With the digital economy growing 32% faster than the wider economy and creating jobs 3 times more quickly, e-commerce offers previously unknown possibilities for SMEs and individuals, particularly women, to take part in the globalised economy. Etsy, the online marketplace, recently announced that 87% of its sellers are women.
Technology has always fundamentally changed the jobs market and this will continue as we see new developments. Just as in the past the employment market adapted to the invention of technologies such as the cash machine, we too need to adapt and embrace new innovations such as artificial intelligence, 3D printing, and virtual reality. Yet, tech also becomes an enabler and allows the jobs market to be far more inclusive – supporting employment across the board.
The pace of change we see in robotics, automation and the rise of social media and the gig economy has introduced seismic and revolutionary changes in the jobs market already which shows no sign of slowing down. Indeed, the World Economic Forum suggests that 65% of children entering primary school today will end up working in a job that doesn’t exist yet.

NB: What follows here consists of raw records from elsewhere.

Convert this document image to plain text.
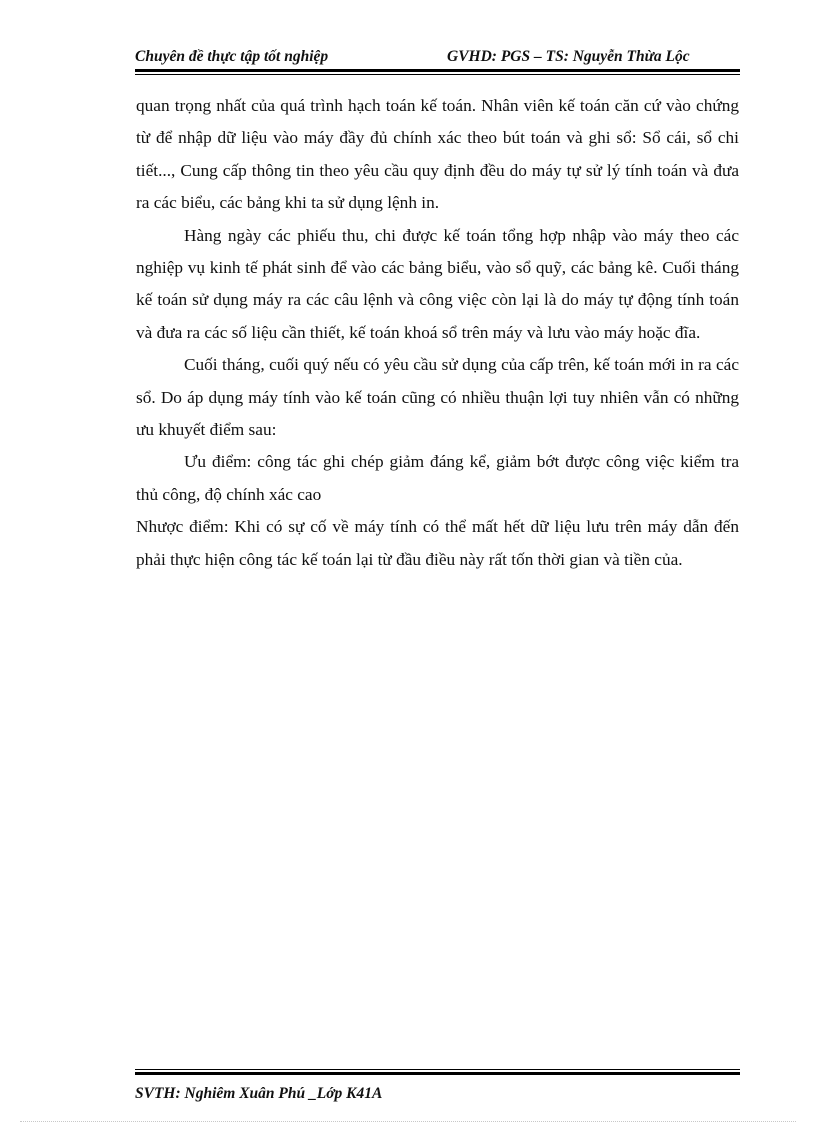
Chuyên đề thực tập tốt nghiệp	GVHD: PGS – TS: Nguyễn Thừa Lộc

quan trọng nhất của quá trình hạch toán kế toán. Nhân viên kế toán căn cứ vào chứng từ để nhập dữ liệu vào máy đầy đủ chính xác theo bút toán và ghi sổ: Sổ cái, sổ chi tiết..., Cung cấp thông tin theo yêu cầu quy định đều do máy tự sử lý tính toán và đưa ra các biểu, các bảng khi ta sử dụng lệnh in.

Hàng ngày các phiếu thu, chi được kế toán tổng hợp nhập vào máy theo các nghiệp vụ kinh tế phát sinh để vào các bảng biểu, vào sổ quỹ, các bảng kê. Cuối tháng kế toán sử dụng máy ra các câu lệnh và công việc còn lại là do máy tự động tính toán và đưa ra các số liệu cần thiết, kế toán khoá sổ trên máy và lưu vào máy hoặc đĩa.

Cuối tháng, cuối quý nếu có yêu cầu sử dụng của cấp trên, kế toán mới in ra các sổ. Do áp dụng máy tính vào kế toán cũng có nhiều thuận lợi tuy nhiên vẫn có những ưu khuyết điểm sau:

Ưu điểm: công tác ghi chép giảm đáng kể, giảm bớt được công việc kiểm tra thủ công, độ chính xác cao

Nhược điểm: Khi có sự cố về máy tính có thể mất hết dữ liệu lưu trên máy dẫn đến phải thực hiện công tác kế toán lại từ đầu điều này rất tốn thời gian và tiền của.

SVTH: Nghiêm Xuân Phú _Lớp K41A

Post-Brexit, we must not only recognise the trading possibilities available, but ensure we, as a nation, are able to unlock the full opportunity they provide. That is why we need to know where the jobs of the future will be, and make sure UK citizens are equipped to benefit. And that is exactly what we are doing. Working across government - and with industry - looking at the growth areas of the future.
For the government the priority is not just about getting people into work, but actively supporting people to progress and develop within their career and changes in career as people re-train throughout their lives. Building up resilience to cope with the pace of change in the jobs market.
We can do that through the new benefit, Universal Credit, providing personalised support through work coaches which is responsive to changes in employment status.
The world of work is rapidly changing with new jobs emerging all the time- and that is as much due to technological advancements as it is Brexit. However, whilst the former may be the catalyst, it is Brexit that provides the opportunity to cope with these changes.
We need to ensure our labour market remains the envy of the world and that is how we must shape our Brexit vision. Together, we are working across government to ensure we are prepared to support people, places and businesses to adapt to and benefit from new technology and other changes to the world of work.